Nel giorno del 93° anniversario del club, ripercorriamo la sua storia: dalla fondazione del Clube Atlético Bragantino all’accordo siglato con il colosso di Dietrich Mateschitz.
Un po’ di storia
Il Red Bull Bragantino ha sede a Bragança Paulista, un comune dello Stato di San Paolo. Come tutte le squadre targate Red Bull scende in campo con la divisa bianca griffata e, ad un primo sguardo, potrebbe tranquillamente essere confuso con le sue cugine. Questo è il calcio moderno: prima il denaro, poi tutto il resto. Eppure la scelta del Bragantino non è stata una casualità. Thiago Scuro, la testa dell’operazione calcistica di Red Bull, ha ammesso:
Stavamo cercando un club con una bella storia, dei tifosi appassionati e un legame indissolubile con la città. Siamo stati fortunati a trovare tutto questo e molto altro a Bragança.
In effetti a Bragança ce n’è di storia, visto che la squadra è lì da quasi un secolo. Più precisamente, era l’8 gennaio 1928 quando un gruppo di ex membri del Bragança Futebol Clube, tra cui José de Assis Gonçalves Júnior (futuro presidente), decise di dar vita al Clube Atlético Bragantino. Sebbene siano passati tutti questi anni, la squadra non ha ottenuto risultati degni di nota. E che non fosse destinata a grandi palcoscenici si poteva già intuire dalla prima partita, giocata e persa a Campo das Pedras. Solo successivamente il Bragantino stabilisce la propria dimora all’Estadio Nabi Abi Chedid (una volta noto come Estadio Marcelo Stéfani), struttura comunque umile con i suoi 13 mila posti a sedere.

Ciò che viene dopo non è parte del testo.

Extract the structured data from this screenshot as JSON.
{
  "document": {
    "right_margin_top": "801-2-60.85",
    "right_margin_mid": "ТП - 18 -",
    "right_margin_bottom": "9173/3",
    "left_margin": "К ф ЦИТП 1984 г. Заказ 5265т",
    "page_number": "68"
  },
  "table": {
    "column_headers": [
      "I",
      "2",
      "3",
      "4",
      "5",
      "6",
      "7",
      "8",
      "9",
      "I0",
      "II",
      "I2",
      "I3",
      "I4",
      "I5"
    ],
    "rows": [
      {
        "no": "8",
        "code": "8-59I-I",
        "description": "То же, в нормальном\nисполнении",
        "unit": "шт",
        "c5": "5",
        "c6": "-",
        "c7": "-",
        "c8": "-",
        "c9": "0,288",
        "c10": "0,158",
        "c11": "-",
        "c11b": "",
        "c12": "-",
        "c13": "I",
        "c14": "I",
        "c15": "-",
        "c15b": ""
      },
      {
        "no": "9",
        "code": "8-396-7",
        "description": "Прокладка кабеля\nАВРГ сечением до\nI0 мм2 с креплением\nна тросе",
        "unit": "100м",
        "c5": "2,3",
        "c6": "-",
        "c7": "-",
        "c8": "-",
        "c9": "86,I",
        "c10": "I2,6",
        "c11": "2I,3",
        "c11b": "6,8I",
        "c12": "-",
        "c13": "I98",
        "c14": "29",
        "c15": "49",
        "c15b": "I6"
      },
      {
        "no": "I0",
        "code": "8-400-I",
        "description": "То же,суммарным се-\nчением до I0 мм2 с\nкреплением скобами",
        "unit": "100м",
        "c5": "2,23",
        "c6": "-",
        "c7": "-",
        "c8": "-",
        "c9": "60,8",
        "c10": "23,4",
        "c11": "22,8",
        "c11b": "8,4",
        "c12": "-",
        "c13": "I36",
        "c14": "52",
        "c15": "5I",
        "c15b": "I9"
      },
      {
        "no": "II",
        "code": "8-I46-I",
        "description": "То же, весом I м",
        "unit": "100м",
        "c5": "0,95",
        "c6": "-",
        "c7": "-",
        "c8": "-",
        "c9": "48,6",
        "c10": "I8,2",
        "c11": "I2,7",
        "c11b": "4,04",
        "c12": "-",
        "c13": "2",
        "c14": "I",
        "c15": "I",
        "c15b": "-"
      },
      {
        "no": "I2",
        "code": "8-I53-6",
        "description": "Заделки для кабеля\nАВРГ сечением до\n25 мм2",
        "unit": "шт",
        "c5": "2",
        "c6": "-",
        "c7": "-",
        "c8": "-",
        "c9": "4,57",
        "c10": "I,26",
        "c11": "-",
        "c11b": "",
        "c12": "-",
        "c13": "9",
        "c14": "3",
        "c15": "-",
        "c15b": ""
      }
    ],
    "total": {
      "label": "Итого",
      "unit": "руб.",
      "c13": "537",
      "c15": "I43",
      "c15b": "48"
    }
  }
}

Dopo aver raggiunto il suo picco storico a cavallo tra gli anni ’80 e i ’90 con il secondo posto nella massima divisione brasiliana, il Clube Atlético Bragantino ha affrontato un periodo disastroso ed è sprofondato in Serie C. Il sali e scendi va avanti fino a marzo 2019 quando, appunto, arriva in soccorso la Red Bull. La società, il suo nome, il suo stemma, la sua divisa, i suoi colori: tutto viene messo sull’altare pronto ad essere sacrificato in nome della rinascita. Non sono mancate le proteste da parte della frangia conservatrice della tifoseria, ma l’accordo mostra i suoi frutti in men che non si dica: il 6 novembre dello stesso anno il Red Bull Bragantino supera per 3-1 il Guarani e torna nel Brasileirão a distanza di 22 anni dall’ultima volta. Coincidenze che la promozione sia arrivata in così poco tempo dall’insediamento di Red Bull? Non proprio. La nuova proprietà si è presentata con una campagna acquisti da 19,35 milioni di euro, cifre mai viste a Bragança.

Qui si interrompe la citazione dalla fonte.